At its core is a novel Fractal Group Ratchet : a group encryption algorithm with O(1) decryption complexity regardless of group size. Combined with Schnorr-based zero-knowledge proofs for self-healing session recovery, post-quantum Kyber-1024 + Dilithium hybrid cryptography, and a fully serverless P2P architecture with k-anonymity peer discovery. Ships as a Python library (on PyPI) and a Rust for performance.
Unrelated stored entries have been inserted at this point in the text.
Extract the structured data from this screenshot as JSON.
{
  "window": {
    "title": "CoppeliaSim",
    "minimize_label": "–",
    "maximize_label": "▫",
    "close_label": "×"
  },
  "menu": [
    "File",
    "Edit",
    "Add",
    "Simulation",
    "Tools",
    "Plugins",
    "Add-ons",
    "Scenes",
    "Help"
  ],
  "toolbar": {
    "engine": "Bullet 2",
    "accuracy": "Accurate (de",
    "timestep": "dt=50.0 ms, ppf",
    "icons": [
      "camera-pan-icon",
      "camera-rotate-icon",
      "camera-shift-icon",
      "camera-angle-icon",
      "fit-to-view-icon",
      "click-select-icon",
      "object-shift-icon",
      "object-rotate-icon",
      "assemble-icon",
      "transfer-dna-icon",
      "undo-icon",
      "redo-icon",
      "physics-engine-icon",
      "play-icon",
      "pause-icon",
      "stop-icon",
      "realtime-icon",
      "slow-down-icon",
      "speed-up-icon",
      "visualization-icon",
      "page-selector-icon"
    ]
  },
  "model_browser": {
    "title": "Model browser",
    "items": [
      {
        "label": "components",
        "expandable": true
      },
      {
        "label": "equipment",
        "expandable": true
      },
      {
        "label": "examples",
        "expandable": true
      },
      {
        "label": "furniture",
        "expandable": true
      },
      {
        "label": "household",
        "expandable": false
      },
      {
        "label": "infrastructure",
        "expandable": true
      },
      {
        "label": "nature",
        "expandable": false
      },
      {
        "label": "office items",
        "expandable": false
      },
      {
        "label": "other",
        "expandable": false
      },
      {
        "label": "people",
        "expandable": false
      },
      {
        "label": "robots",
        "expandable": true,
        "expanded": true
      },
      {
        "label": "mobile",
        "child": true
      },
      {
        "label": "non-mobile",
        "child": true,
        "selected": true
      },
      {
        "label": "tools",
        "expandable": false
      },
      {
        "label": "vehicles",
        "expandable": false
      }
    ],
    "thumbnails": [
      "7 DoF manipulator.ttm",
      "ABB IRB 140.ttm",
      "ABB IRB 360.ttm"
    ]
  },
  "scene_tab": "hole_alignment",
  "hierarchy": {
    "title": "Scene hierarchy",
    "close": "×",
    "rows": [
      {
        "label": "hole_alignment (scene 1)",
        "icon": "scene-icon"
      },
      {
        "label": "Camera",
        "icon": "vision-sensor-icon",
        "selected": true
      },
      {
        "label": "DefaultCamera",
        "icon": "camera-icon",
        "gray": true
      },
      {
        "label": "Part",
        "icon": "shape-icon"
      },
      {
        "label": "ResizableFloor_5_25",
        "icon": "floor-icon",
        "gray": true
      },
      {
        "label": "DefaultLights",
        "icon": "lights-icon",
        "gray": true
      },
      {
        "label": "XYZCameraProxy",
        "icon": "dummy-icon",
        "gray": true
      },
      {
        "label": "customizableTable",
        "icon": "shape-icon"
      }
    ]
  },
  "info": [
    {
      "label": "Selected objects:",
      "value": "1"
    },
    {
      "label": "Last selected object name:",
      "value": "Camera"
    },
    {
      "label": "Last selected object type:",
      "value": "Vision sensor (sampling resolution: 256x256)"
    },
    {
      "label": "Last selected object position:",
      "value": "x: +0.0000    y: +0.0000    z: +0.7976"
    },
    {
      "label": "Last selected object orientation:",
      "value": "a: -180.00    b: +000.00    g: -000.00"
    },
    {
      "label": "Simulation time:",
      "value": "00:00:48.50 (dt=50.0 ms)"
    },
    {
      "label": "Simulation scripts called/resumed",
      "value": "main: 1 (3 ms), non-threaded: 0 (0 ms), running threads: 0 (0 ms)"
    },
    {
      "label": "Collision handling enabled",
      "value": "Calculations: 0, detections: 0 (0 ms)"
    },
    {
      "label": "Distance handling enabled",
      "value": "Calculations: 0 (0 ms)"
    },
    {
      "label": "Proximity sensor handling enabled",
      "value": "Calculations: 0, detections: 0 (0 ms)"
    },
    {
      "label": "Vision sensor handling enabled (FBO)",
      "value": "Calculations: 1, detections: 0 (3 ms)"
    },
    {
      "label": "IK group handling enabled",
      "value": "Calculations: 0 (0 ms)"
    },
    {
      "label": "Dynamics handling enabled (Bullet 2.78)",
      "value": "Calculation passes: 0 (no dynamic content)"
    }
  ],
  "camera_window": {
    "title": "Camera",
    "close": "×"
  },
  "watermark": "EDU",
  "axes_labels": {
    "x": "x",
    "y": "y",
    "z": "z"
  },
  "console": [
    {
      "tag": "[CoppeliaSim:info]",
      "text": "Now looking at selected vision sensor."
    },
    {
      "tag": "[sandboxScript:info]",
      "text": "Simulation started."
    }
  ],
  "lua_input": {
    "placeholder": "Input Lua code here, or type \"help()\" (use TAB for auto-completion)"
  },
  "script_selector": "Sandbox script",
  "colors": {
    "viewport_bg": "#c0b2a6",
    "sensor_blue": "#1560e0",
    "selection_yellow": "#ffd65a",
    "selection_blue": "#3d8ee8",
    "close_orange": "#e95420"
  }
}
| Feature | Signal | Matryoshka |
|---|---|---|
| Traffic Invisibility | Detectable | ε→0 (math proven) |
| Group Encryption | O(n) pairwise | O(1) Fractal Ratchet |
| Session Recovery | Full re-handshake | 3-message self-heal |
| Architecture | Centralized servers | Decentralized P2P |
| Quantum Resistance | Planned | Kyber-1024 + Dilithium |
| Message Speed | 50–100ms | ~25ms (Rust) |
I'm Sangeet. A pharmacy undergrad from Nepal who works somewhere between a chemistry lab and a Jupyter notebook and never quiet left either.
The work is hard to categorize because none of it was planned. I started with a curiosity and it whirlwinded. My work lives at the intersection of things that don't usually talk to each other: fungal nutrient transport and distributed hash tables, drug formulation science and field theory, retrieval theory and cryptography. I'm drawn to problems where the right analogy from one domain completely unlocks another.
I have an arXiv paper on information retrieval, a benchmarked load balancer inspired by slime mould, a pharmaceutical simulation platform, a molecular grammar for computational chemistry, and a cryptographic protocol that mathematically proves its own undetectability. Chemistry is messy. Code is precise. I like both.
PS: Sangeet's the name, a daft undergrad splashing through chemistry and code like a toddler—my titrations are a mess, and I've used my mouth to pipette.